Dopo un minuto di disperate invocazioni d’aiuto, una luce si accende in mezzo alla campagna dall’altra parte della strada. La ragazza smette di gridare, trattenendo il respiro: la luce si muove, non c’è dubbio, e sta venendo nella sua direzione. Forse, forse, è la salvezza.
Altri minuti: dal buio spunta quello che sembra un contadino vestito di una tuta stracciata con una pila in mano. La ragazza, che ha posato con enorme fatica le gambe sulla strada, gli fa cenni con le mani per farlo avvicinare. Ma l’uomo punta la pila verso l’alto là dove si trovano i rami dell’albero sotto cui l’auto si è fermata e spalanca la bocca per la sorpresa. Quindi, dopo avere fatti sfoggio della più genuina espressione di terrore che si riesca a immaginare, spegne la pila e se ne fugge di corsa.
La ragazza inizia a piangere. La paura adesso lascia il posto a un altro sentimento indefinito in cui coabitano rassegnazione e purissimo sgomento. Quel rumore è sempre più ravvicinato. Il suo ragazzo non torna. E a questo punto lei non riesce nemmeno più a calcolare quanto tempo realmente è trascorso.
Un nuovo intervallo d’interminabili minuti. Quindi una sirena squarcia il silenzio. All’orizzonte compare un lampeggiante. E’ l’ambulanza. O, magari i carabinieri chiamati dal contadino di prima.
Finalmente l’auto con la sirena la raggiunge. E’ una macchina della polizia stradale di Belforte con a bordo quattro agenti vestiti di giubbotto antiproiettile che fuoriescono con pile e armi spianate. Guardano la ragazza senza parlare e puntano — anche loro! – gli occhi verso l’alto, nella direzione dei rami dell’albero, sopra il tettuccio della macchina, illuminando la scena con la luce delle torce.

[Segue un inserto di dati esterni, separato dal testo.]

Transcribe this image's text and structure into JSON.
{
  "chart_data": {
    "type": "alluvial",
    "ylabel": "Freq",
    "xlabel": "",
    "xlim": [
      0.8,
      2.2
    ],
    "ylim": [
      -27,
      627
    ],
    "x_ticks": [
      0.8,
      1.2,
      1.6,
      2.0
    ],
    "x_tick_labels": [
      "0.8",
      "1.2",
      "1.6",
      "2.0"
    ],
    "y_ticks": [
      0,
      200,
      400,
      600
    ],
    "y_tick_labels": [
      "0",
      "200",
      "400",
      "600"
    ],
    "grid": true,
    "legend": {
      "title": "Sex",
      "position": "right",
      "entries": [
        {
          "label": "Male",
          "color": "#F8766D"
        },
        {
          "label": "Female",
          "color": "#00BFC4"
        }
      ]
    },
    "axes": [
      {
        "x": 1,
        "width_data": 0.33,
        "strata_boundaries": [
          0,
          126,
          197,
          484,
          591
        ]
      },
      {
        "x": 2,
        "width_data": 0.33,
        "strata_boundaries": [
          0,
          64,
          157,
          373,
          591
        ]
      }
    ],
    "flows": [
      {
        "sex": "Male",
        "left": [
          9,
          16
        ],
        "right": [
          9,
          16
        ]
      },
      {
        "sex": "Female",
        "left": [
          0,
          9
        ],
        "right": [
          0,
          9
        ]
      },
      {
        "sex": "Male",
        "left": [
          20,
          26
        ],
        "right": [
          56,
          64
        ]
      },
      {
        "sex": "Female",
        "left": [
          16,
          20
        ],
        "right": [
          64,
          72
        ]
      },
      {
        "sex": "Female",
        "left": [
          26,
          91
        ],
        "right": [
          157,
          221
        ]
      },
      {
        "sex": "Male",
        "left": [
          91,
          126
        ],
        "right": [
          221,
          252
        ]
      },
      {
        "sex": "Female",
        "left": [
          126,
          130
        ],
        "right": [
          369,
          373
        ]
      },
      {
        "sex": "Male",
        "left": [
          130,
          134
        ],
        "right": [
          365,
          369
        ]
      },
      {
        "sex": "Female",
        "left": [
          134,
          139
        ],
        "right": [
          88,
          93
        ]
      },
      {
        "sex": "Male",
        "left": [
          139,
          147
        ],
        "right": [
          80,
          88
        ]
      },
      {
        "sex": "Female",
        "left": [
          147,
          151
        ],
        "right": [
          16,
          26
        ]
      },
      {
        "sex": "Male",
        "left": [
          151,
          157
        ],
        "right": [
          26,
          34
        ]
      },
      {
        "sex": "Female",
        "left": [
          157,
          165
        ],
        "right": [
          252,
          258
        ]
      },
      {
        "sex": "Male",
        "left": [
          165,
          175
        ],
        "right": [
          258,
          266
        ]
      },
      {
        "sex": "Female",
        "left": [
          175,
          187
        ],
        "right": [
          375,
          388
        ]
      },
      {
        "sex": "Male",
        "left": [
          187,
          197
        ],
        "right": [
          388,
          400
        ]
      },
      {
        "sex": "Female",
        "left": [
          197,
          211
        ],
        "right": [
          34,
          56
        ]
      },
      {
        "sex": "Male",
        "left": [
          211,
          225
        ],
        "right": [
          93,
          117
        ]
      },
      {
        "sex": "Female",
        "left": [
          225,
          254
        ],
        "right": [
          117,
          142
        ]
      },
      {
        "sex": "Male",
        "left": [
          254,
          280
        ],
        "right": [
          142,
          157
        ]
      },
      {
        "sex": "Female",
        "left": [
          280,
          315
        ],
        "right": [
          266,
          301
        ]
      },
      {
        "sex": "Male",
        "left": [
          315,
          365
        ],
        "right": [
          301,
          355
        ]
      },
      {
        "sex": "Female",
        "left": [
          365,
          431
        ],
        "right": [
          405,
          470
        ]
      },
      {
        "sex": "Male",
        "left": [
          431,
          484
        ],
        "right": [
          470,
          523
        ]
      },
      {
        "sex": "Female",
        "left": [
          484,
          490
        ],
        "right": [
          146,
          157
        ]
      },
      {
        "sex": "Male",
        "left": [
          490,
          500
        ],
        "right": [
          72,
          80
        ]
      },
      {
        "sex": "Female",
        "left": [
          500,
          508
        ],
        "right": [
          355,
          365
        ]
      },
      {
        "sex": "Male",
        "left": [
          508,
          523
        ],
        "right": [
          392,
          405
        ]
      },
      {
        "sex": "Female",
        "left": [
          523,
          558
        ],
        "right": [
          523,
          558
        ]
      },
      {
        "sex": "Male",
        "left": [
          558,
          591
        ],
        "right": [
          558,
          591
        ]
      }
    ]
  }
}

Allora alza la testa anche lei.
L’orrendo spettacolo che vede non abbandonerà mai più la sua memoria: al ramo più grosso, sospeso a testa in giù con un laccio attorno ai piedi, penzola il corpo privo di vita del fidanzato, che oscilla lentamente sotto la spinta di un uomo dallo sguardo stralunato che se ne sta appollaiato come una scimmia sopra lo stesso ramo. Prima di svenire, sopraffatta dall’insopportabile scena, comprende la natura dell’inusitato rumore che l’ha terrorizzata per due ore: era la testa del suo ragazzo che, a causa dell’effetto altalenante inpresso al corpo dal pazzo assassino, sbatteva contro il lunotto della macchina a intervalli regolari.
Quando la ragazza si sveglierà, qualcuno le racconterà che il folle — uno dei tanti che vivono rinchiusi nelle cascine attorno a Bassavilla, in teoria guardati a vista da parenti trasformatisi loro malgrado in guardiani senza preparazione dopo la legge 180 – , prima di aggredire il fidanzato e inscenare quel macabro scherzo, aveva ucciso a colpi d’ascia tutti i membri della famiglia dalla quale il giovane si stava dirigendo per chiedere un po’ di benzina.
Non ne avete mai letto sui giornali e pensate che sia solo una leggenda metropolitana? Forse, ma fate sempre il pieno prima di uscire la notte per le campagne di Bassavilla.